Chief Steidel won me over to his side. He's seen the tragic results when parents fall down on the job and let their children play with fire. He's had to walk into charred houses and find little bodies under burned-out beds. He convinced me this painful lack of parental concern is a terrible form of child abuse.
He knows no law will make someone a model parent. ''But, if 100 people decide to take better care of their kids because they can go to jail if they don't,'' reasons the chief, ''we haven't lost anything. And, look what we've gained.''
To Mr. Portune's way of thinking, his law is ''for people who don't get it, who are, if I may be so blunt, too stupid to realize that you don't let children play with things that are going to catch fire.''
Learn from tragedy
Cincinnati, the record shows, has some people who are too stupid.
On May 1, an attic fire caused by parental neglect and a child playing with matches killed a 5-year-old boy, his 3-year-old sister and their 18-month-old brother.
They were the eighth, ninth and 10th fire-related deaths in Cincinnati for 1996. That's five more than 1995, two more than 1994, four more than 1993.
Of the 10 deaths, five were children.
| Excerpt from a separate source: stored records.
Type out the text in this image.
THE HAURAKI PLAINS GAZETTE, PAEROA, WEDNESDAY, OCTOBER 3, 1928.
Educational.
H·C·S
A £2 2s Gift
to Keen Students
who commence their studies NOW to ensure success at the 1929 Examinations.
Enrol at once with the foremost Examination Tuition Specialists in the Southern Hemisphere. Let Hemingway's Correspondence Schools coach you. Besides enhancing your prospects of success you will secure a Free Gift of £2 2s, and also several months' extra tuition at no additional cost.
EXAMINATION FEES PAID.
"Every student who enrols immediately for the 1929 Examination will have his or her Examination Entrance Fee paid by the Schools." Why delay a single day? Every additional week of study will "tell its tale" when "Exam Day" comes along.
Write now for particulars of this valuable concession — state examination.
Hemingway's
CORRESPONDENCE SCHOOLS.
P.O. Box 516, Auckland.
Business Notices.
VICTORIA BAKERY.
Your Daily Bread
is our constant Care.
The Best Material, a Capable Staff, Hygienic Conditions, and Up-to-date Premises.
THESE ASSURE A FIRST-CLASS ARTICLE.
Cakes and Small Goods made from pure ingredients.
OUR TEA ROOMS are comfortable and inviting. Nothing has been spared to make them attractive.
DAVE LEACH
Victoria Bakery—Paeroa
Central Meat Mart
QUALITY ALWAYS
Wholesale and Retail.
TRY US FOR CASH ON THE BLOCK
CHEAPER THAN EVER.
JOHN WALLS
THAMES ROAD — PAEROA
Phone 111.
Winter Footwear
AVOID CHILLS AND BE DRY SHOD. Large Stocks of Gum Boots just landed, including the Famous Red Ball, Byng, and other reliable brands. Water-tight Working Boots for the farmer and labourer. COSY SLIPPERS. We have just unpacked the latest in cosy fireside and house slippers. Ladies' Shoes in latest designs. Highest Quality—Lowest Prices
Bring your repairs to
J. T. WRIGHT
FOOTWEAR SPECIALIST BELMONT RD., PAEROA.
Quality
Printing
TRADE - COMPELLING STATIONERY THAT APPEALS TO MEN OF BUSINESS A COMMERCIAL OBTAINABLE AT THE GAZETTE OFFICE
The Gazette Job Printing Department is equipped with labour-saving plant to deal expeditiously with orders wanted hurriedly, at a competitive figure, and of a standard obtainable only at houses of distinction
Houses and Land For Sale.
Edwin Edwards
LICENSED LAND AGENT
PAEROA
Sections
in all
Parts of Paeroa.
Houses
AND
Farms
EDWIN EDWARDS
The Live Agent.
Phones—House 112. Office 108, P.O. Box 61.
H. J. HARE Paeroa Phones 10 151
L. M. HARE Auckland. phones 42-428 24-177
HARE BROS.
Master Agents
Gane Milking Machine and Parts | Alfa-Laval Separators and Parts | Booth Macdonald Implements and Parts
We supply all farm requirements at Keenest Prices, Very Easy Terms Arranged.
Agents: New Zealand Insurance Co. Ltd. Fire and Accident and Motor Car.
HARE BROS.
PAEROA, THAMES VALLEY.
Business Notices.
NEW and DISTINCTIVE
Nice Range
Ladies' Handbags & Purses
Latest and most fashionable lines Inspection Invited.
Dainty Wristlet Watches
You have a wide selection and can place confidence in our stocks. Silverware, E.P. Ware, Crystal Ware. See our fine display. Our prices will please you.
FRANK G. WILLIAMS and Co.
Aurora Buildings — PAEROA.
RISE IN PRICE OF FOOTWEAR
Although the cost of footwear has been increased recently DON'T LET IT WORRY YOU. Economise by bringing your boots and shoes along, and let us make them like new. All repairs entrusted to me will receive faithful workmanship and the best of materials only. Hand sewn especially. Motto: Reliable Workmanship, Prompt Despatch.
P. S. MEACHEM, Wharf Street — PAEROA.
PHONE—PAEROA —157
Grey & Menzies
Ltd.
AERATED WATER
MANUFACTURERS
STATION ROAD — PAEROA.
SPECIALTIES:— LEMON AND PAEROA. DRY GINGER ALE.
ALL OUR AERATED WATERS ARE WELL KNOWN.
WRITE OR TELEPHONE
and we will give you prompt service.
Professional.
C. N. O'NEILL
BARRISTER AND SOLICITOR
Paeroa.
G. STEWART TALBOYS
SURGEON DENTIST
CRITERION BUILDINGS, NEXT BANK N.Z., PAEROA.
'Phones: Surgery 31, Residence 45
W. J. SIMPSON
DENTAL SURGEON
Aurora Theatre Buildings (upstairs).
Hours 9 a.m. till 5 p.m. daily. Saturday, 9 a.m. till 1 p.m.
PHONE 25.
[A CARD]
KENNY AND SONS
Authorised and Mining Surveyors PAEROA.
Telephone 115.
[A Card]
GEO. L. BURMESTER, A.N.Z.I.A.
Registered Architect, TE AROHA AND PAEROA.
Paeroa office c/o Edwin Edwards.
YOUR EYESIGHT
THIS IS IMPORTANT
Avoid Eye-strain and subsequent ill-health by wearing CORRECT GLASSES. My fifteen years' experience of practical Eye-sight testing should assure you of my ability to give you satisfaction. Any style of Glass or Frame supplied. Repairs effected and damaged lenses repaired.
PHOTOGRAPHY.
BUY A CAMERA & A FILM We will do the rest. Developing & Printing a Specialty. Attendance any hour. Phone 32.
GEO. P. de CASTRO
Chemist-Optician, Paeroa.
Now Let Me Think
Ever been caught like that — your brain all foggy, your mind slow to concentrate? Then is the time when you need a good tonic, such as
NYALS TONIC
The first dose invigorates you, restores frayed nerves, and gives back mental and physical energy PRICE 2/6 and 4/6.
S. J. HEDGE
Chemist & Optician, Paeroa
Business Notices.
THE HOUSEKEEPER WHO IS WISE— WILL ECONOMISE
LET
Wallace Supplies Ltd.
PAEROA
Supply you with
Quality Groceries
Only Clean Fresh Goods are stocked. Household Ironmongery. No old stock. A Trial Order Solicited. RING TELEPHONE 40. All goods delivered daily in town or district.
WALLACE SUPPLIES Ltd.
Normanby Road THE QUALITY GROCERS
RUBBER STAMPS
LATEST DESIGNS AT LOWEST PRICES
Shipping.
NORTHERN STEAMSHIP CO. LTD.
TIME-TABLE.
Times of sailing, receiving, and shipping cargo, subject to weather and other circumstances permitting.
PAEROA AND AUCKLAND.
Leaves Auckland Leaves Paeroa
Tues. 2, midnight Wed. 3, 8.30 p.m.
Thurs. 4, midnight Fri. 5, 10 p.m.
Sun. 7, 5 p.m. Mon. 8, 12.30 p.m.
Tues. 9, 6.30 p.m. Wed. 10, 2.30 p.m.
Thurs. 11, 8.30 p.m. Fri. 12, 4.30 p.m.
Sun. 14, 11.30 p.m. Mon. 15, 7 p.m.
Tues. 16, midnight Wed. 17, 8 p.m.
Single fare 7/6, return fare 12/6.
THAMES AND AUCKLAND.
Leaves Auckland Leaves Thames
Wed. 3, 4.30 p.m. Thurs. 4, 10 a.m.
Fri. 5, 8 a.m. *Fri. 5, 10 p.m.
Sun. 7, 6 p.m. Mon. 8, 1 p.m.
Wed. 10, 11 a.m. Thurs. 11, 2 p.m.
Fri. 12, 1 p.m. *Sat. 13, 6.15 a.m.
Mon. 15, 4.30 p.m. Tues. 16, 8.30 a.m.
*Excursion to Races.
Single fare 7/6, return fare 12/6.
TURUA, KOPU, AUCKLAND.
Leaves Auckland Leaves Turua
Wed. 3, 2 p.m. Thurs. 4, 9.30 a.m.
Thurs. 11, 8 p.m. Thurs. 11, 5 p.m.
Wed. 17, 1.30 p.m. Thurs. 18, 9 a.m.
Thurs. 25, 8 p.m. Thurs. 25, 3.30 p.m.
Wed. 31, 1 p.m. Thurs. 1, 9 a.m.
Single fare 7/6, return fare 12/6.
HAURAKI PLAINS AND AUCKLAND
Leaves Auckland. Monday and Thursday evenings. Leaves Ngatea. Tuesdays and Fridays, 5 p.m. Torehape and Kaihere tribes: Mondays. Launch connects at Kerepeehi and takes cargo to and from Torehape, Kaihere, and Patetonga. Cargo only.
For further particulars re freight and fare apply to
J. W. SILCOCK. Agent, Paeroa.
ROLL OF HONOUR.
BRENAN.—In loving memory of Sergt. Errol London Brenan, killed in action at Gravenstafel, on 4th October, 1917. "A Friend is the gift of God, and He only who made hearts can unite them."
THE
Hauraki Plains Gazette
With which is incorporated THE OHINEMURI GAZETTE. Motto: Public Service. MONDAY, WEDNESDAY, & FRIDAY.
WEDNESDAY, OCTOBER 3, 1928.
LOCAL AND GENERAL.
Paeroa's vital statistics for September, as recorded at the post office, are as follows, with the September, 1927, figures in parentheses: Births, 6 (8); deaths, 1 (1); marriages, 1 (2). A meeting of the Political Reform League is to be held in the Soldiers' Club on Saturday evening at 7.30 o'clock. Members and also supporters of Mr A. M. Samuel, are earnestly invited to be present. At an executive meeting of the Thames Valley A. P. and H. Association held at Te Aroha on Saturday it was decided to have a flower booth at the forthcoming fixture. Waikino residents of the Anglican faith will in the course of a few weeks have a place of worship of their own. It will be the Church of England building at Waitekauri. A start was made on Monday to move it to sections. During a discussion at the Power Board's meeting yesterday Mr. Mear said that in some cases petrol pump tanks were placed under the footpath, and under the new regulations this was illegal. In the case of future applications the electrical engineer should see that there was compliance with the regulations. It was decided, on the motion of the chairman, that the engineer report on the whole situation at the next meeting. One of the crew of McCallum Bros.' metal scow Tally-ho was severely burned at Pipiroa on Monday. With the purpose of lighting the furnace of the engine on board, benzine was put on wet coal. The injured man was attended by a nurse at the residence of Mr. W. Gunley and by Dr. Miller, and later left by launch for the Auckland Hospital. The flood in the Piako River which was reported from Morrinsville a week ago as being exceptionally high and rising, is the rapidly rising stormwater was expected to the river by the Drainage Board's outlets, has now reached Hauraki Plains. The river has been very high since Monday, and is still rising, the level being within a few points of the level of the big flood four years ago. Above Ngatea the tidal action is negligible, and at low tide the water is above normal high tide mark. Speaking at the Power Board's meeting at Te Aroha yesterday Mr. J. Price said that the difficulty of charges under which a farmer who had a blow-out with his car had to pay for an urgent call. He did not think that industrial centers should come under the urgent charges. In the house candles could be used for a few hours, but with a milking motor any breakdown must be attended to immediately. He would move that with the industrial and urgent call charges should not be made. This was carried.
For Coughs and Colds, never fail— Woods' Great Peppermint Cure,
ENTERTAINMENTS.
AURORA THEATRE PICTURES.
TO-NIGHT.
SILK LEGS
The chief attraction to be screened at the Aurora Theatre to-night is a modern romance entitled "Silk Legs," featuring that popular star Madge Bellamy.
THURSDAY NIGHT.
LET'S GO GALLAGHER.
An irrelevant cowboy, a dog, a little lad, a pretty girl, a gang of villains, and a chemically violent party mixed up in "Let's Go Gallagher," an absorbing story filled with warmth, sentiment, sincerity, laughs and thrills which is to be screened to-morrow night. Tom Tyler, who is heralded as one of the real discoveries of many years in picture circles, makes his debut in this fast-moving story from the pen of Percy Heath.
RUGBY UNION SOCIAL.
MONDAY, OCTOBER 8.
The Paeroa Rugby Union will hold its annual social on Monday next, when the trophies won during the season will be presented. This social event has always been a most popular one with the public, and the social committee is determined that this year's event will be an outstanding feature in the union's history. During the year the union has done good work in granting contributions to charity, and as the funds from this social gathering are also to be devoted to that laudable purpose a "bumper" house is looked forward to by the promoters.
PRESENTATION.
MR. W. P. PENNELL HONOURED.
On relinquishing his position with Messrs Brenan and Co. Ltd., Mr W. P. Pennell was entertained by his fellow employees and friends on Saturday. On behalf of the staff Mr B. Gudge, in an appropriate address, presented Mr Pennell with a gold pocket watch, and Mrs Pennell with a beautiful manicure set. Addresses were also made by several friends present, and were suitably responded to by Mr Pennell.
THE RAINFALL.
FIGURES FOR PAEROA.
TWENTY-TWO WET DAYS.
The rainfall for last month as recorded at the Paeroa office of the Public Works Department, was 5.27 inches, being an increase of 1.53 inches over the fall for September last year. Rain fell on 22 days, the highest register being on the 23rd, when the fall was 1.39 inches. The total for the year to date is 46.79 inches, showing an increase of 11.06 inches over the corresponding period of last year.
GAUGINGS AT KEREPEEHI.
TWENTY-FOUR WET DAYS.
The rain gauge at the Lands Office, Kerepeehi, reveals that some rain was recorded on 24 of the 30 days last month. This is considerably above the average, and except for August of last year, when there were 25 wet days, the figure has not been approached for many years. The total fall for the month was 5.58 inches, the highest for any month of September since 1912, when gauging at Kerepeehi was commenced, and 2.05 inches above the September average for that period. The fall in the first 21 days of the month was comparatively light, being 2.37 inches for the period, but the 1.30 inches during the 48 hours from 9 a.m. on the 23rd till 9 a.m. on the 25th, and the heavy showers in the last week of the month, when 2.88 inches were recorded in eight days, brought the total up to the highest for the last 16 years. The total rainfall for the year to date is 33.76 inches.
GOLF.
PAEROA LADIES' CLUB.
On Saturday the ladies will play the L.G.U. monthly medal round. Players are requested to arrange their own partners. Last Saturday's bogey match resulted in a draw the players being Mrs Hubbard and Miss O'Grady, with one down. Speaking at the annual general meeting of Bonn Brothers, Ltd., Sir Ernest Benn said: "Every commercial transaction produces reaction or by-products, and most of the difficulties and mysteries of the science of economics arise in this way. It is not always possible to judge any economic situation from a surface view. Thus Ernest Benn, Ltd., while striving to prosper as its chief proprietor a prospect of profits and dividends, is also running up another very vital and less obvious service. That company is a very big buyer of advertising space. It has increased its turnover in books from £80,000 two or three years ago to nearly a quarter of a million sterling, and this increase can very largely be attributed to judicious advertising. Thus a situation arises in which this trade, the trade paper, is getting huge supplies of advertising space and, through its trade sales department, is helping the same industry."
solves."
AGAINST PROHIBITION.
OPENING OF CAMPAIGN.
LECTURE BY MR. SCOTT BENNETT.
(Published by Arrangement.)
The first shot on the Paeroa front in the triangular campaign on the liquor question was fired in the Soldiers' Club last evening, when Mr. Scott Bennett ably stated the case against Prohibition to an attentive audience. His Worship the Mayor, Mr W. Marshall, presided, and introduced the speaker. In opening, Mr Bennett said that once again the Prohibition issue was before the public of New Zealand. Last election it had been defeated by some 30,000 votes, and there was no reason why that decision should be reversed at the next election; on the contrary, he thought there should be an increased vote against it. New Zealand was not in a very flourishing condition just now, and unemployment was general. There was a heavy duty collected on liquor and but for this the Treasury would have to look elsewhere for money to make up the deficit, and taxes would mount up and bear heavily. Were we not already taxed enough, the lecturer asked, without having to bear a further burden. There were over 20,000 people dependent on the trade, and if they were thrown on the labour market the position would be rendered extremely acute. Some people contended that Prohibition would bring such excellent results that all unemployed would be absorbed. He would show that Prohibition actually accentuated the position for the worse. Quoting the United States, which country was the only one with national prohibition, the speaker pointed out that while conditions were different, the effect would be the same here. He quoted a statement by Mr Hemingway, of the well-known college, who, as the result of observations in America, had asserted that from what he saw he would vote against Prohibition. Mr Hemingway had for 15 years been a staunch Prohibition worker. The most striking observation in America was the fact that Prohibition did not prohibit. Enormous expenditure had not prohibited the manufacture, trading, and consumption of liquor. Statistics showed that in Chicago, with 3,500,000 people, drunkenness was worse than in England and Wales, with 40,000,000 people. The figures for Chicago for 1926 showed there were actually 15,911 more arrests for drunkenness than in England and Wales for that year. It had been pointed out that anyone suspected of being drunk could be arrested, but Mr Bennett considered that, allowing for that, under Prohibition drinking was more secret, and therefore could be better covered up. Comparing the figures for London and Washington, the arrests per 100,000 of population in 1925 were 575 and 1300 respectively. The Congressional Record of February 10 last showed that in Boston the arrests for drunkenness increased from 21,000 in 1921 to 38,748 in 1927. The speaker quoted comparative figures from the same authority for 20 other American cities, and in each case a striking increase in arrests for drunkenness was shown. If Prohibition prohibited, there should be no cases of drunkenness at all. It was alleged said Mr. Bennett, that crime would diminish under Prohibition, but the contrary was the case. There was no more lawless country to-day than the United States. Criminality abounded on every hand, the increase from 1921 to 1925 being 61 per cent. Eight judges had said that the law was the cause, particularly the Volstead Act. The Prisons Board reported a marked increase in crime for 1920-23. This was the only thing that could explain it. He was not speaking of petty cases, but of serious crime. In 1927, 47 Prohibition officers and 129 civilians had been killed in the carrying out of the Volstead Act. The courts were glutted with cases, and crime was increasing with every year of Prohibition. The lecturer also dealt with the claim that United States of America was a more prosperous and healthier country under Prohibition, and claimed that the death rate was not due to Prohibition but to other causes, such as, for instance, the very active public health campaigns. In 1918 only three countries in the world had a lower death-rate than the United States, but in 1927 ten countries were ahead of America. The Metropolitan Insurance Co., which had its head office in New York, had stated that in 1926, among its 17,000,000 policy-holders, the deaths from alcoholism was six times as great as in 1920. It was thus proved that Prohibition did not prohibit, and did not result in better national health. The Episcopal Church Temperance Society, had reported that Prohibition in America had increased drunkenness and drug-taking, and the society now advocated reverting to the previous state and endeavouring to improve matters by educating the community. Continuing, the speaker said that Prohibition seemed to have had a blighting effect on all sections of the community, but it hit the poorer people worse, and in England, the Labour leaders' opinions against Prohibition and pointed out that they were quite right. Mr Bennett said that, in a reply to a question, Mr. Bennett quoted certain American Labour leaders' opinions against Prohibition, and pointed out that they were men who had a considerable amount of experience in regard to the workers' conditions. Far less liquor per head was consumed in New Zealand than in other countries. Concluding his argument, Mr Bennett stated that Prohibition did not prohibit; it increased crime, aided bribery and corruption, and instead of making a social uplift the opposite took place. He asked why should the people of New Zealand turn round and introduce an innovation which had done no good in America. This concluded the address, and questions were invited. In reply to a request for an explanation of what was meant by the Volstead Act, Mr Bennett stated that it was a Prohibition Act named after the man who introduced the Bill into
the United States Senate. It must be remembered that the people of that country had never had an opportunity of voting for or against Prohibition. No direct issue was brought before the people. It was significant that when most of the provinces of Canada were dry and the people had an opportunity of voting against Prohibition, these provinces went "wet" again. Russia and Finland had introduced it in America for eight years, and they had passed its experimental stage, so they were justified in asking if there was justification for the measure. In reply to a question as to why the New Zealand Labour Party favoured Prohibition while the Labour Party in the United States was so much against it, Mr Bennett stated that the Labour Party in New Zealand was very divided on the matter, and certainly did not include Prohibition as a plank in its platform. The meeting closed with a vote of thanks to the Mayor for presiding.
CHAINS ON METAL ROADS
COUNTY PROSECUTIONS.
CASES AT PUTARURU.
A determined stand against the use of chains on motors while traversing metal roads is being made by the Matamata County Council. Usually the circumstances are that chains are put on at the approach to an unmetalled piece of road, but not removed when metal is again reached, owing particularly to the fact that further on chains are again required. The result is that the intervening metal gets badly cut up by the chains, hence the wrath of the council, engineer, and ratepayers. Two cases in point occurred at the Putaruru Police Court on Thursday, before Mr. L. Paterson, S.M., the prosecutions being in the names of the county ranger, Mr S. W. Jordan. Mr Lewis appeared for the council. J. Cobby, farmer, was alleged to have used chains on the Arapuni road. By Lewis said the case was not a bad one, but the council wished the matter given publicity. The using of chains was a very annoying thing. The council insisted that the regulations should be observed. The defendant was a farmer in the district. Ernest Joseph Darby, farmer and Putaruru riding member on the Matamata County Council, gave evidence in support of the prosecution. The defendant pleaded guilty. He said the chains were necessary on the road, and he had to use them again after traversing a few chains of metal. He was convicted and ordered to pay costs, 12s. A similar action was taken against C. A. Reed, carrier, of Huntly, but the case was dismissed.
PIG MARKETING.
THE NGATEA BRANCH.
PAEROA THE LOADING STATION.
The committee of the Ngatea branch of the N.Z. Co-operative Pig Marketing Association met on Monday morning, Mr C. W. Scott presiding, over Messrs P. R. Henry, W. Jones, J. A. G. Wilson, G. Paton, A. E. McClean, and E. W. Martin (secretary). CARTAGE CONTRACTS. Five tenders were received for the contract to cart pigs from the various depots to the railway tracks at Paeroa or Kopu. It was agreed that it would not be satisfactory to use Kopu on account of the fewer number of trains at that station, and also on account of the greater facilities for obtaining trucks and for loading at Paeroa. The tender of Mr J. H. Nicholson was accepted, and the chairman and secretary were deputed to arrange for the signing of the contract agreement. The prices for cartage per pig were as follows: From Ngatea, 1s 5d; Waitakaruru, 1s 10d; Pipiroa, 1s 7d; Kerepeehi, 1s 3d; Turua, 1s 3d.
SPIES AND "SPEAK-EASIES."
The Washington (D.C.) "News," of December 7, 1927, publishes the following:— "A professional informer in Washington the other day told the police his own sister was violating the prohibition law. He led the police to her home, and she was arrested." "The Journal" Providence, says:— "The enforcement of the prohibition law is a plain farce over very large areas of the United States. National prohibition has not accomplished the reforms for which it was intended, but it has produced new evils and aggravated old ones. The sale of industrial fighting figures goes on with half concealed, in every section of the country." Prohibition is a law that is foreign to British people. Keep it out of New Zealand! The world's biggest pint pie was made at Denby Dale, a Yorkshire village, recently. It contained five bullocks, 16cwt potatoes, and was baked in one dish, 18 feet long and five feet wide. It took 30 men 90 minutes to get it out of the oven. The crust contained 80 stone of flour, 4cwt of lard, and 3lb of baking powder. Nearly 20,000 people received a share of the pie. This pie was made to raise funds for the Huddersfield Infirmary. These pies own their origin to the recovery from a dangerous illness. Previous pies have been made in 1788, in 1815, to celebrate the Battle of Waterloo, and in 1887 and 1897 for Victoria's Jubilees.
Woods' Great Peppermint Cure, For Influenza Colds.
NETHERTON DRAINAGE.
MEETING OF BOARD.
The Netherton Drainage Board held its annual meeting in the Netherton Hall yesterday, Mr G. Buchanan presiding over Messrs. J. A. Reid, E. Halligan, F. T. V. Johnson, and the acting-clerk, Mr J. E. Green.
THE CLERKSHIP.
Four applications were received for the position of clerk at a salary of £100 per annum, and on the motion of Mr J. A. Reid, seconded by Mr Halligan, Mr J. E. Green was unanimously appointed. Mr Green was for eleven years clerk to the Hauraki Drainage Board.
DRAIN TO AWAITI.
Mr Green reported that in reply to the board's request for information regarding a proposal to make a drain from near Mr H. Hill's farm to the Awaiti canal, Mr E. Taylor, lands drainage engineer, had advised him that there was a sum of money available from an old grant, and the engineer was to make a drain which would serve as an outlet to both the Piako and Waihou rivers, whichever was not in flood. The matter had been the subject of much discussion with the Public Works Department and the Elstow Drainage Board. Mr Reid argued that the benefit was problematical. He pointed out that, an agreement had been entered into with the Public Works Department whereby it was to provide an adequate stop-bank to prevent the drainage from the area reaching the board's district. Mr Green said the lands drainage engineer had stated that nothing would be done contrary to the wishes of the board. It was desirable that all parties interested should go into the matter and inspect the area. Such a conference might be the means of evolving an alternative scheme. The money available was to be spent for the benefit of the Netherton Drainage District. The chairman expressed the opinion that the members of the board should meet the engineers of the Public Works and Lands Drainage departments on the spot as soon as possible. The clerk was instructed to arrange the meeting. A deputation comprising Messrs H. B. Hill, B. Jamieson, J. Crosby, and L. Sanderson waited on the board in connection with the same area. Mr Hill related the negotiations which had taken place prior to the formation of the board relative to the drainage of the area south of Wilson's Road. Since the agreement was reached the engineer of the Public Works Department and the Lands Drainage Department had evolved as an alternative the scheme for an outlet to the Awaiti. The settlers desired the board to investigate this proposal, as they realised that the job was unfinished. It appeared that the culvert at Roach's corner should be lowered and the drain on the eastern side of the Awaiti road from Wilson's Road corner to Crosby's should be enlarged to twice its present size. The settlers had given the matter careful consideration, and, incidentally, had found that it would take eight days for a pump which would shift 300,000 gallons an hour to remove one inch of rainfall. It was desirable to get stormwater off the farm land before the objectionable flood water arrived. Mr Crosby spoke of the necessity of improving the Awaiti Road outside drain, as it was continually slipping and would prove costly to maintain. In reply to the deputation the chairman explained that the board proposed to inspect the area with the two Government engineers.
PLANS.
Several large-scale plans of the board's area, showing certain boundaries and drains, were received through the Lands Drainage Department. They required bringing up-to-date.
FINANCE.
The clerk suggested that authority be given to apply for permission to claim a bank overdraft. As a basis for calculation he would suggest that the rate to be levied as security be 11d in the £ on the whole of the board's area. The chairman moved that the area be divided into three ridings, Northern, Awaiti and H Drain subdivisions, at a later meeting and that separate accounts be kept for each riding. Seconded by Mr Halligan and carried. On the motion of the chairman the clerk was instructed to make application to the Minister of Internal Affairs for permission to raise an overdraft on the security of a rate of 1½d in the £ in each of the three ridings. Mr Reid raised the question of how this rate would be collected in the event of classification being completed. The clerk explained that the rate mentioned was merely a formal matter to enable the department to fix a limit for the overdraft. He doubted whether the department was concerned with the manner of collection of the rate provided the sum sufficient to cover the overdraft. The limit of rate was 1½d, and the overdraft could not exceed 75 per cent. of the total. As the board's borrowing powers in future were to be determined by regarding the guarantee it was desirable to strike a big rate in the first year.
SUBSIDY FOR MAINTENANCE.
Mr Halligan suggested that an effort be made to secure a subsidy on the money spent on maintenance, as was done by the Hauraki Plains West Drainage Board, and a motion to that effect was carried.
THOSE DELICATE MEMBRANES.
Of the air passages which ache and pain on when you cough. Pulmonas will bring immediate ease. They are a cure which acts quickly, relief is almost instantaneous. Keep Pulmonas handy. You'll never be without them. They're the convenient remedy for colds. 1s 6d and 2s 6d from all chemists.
Of those 10 fire fatalities, six shared the same cause. Listed on the city's sheet of statistics are three stark words: ''Child with fire.''
A parent was home during the Price Hill fire. The father - Anthony Edwards - has been charged with three counts each of involuntary manslaughter and child endangering.
The fire chief worked hard persuading lawmen to press these charges. He showed prosecutors photos of the victims and the condition of their house. He took great pains to convince them this was not just a case of bad baby-sitting.
Not only would the proposed law make it easier to charge this man, the message it sends also could act as a dose of preventive medicine. It might wake up some adults and cause them to act less like irresponsible jerks who place no value on human life and more like parents who care.